Other highlights include:
The report cited weak passwords as a primary factor in account hacks, with 35% of respondents identifying this as the cause of their security breaches. Close behind, 30% believe repeating the same password across multiple platforms compromised their accounts. Another 27% credited their account hacking to company data breaches.
Phishing attacks, deceptive tactics used to gain sensitive information, were responsible for 21% of the breaches, tied with malware, which also accounted for 21%.
The survey data showed a high incidence of personal information theft following password hacks. Seventy-seven percent of respondents report having personal information stolen, with hackers targeting different types of data.
The survey provided awareness into the password-creation behaviors of those suffering account hacking. Forty-two percent mention using a combination of words and numbers holding personal significance. Thirty-four percent base their password creation on specific requirements set by the platform or service. Thirty-two percent of respondents adopt a strategy of mixing and matching words and numbers, which can offer more security than using familiar phrases or dates alone. Only 13% employ a password generator tool.
On average, people reuse the same password for at least four accounts. Twenty-two percent of respondents are uncertain about how often they reuse passwords, showing a potential lack of attention to their password management practices. Twenty-four percent acknowledge using the same password for one to two accounts.
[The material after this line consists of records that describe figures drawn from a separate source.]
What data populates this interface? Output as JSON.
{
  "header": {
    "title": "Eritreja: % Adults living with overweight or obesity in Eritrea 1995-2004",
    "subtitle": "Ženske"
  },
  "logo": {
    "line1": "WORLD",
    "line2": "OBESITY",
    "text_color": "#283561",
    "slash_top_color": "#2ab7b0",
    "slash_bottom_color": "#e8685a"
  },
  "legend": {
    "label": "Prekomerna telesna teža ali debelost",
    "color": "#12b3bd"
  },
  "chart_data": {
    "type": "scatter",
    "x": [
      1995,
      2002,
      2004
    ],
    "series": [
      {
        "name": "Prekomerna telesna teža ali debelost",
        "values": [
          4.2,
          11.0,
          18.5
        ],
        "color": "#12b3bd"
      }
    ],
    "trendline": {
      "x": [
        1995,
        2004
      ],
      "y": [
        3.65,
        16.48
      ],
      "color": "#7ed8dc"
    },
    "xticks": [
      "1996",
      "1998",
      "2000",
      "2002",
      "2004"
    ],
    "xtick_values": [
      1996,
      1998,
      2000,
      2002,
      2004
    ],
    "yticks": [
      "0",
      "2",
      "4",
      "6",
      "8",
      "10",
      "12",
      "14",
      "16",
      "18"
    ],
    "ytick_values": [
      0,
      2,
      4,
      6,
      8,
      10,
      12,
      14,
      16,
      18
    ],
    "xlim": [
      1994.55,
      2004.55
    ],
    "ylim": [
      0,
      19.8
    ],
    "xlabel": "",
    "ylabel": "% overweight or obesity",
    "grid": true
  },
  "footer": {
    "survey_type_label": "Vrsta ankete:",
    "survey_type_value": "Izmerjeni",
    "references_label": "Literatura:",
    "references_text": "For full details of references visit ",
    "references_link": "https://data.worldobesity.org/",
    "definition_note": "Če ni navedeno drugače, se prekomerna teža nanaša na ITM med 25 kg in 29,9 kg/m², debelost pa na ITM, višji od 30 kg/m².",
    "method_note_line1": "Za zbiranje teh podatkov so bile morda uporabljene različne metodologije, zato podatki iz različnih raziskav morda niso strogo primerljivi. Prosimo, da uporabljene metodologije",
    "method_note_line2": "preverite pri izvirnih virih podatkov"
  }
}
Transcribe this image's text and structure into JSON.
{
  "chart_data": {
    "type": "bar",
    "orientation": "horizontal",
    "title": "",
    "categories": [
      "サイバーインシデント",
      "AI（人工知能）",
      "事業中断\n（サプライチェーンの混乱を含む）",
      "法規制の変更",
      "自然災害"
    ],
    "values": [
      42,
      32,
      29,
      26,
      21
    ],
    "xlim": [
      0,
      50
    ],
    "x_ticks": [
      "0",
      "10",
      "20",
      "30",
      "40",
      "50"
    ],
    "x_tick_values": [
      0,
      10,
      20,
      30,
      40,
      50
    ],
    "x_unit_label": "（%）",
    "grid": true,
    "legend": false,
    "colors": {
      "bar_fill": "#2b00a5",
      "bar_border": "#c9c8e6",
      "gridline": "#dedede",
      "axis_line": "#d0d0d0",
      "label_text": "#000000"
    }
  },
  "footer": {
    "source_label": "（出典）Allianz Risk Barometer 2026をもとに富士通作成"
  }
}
However, 23% report using the same password across three to four different accounts, increasing the risk of multiple breaches from a single compromised password.
Over 20% report not doing anything to keep their password safe. The survey reveals diverse methods individuals employ to secure their passwords, yet a notable 22% admit to not using any specific measures for password safety.
Thirty-one percent of respondents use FaceID, reflecting a preference for biometric security measures. Twenty-nine percent use fingerprint scanning, another form of biometric security, to access their devices or accounts.
Thirty-percent rely on password managers. These tools store and manage multiple complex passwords, reducing the burden of remembering different passwords and minimizing the risk of using weak or repeated passwords.
Fourteen percent use the same password for both work and personal accounts, blurring the line between professional and private digital security. This can have serious implications, especially if the password is compromised in one realm, affecting the other.